Ku rapatkan sepedaku di
teras ruko yang beratapkan fiber. Teras ini cukup luas. Ada beberapa motor yang
sudah parkir di situ dengan tujuan yang sama denganku yaitu berteduh. Ada satu orang
yang tersenyum menyambutku. Senyumannya terlihat tulus. Aku sambut senyumnya
semanis mungkin. Dia menggeser posisi berdirinya sebagai tanda bahwa dia
menawarkan tempat berdiri di sebelahnya.
Sementara yang lainnya
cuek saja seraya menahan dingin yang menderah tubuh mereka. Aku juga merasakan
hal sama. Pakaian yang ku kenakan sudah
sedikit basah. Sehingga rasa
dingin semakin mengiksaku. Tapi tak apalah. Aku tak perlu mengkhawatirkan
diriku. Badan diguyur air hujan sudah biasa aku alami.
Semasa kecilku hampir setiap hari, aku mandi di bawah air hujan. Bersama
teman-teman sepermainku, aku bermain tanpa memperdulikan teriakan emak yang
sering kali melarangku bermain hujan-hujanan. Bila mengenang masa kecil,
sungguh sangat menyenangkan. Rasanya aku ingin kembali ke masa kecilku. Masa
dimana kita bisa hidup bebas tanpa beban. Akupun tersenyum sendiri tanpa
memperdulikan orang-orang di sekitarku.
“Ayo bu... saya duluan.” Sapa laki-laki di sebelah mengagetkan.
“I... ya, silakan” Jawabku terbata-bata.
Karena asyik dengan dunia masa kecilku, aku jadi tidak menyadari kalau
hujan telah berhenti. Orang-orang yang berteduh sudah meninggalkan tempat ini,
sedangkan aku masih terbengong sendirian.
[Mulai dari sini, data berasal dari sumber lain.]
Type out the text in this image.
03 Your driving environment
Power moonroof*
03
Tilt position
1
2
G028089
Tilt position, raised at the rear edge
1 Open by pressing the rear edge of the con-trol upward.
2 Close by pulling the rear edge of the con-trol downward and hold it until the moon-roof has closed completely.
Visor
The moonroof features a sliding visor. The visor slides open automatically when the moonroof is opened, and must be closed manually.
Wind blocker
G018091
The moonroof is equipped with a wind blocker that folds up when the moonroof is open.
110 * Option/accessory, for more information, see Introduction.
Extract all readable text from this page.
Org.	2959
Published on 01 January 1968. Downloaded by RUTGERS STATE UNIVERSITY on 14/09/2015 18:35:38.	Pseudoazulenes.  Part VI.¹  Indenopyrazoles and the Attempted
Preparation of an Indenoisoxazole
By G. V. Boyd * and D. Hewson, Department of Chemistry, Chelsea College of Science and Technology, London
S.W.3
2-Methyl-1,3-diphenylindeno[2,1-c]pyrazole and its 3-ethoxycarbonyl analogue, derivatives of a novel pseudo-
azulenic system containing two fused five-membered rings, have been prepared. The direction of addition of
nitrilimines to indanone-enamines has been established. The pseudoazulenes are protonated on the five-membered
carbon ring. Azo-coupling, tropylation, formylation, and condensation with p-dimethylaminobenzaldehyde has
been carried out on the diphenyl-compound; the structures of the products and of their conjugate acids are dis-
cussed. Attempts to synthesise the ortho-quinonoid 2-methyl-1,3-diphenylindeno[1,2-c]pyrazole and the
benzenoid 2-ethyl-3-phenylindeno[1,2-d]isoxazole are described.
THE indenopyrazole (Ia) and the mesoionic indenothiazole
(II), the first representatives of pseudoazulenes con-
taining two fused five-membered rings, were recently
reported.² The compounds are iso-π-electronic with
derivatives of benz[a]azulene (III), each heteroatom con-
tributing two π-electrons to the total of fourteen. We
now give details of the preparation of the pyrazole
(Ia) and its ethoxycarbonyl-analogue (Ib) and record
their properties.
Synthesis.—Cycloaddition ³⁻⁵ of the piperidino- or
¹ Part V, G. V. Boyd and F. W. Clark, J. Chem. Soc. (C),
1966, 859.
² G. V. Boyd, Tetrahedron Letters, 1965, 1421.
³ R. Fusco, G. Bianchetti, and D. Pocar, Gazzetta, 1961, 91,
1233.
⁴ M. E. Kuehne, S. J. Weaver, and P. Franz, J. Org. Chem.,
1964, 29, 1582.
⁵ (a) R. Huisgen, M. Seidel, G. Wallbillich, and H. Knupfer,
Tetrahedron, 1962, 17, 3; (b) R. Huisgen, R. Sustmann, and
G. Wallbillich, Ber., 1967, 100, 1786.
Tanpa pikir panjang lagi, aku langsung menstarter motor bututku. Untuk
melanjutkan perjalanan menuju tempat kerjaku. Aku sedikit menaikkan kakiku
karena aku ingin menghindari air yang muncrat mengenai celanaku. Biasalah kalau
sehabis hujan turun, jalanan menjadi becek dan digenangi oleh air hujan.
Ketika sampai di persimpangan jalan, aku berpapasan dengan truk tangki.
Truk tangki yang tidak asing lagi bagiku, karena setiap hari aku mengurus surat
jalan buat para driver. Sungguh mengejutkan sapaannya kepadaku. Seperti sebuah
tamparan. Air yang menggenang di jalanan muncrat mengenai wajah dan bajuku.
Tapi
masih untung kaca helmku menyelamatkan wajahku dari tamparan air tersebut.
Dalam hati aku mengumpat. Tapi itupun tak mengembalikan keadaan. Helm
dan bajuku tetap saja basah dan
kotor. Terasa percuma aku berteduh untuk menghindari baju basah
tadi itu. Toh... pada
akhirnya baju dan badanku tetap basah, kotor lagi... sungguh benar-benar
tidak menyenang pagi itu. Akhirnya
aku hanya bisa mengeluh.
Sesampai di tempat kerja, ku coba membersihkan kotoran yang menempel di bajuku
dengan air bersih. Sambutan teman-teman tak kalah hebohnya. Apa lagi kalau
bukan ngetawain aku. Biarlah mungkin hari aku benar-benar kurang beruntung. Ku
coba hangatkan badan dan hatiku dengan segelas teh hangat.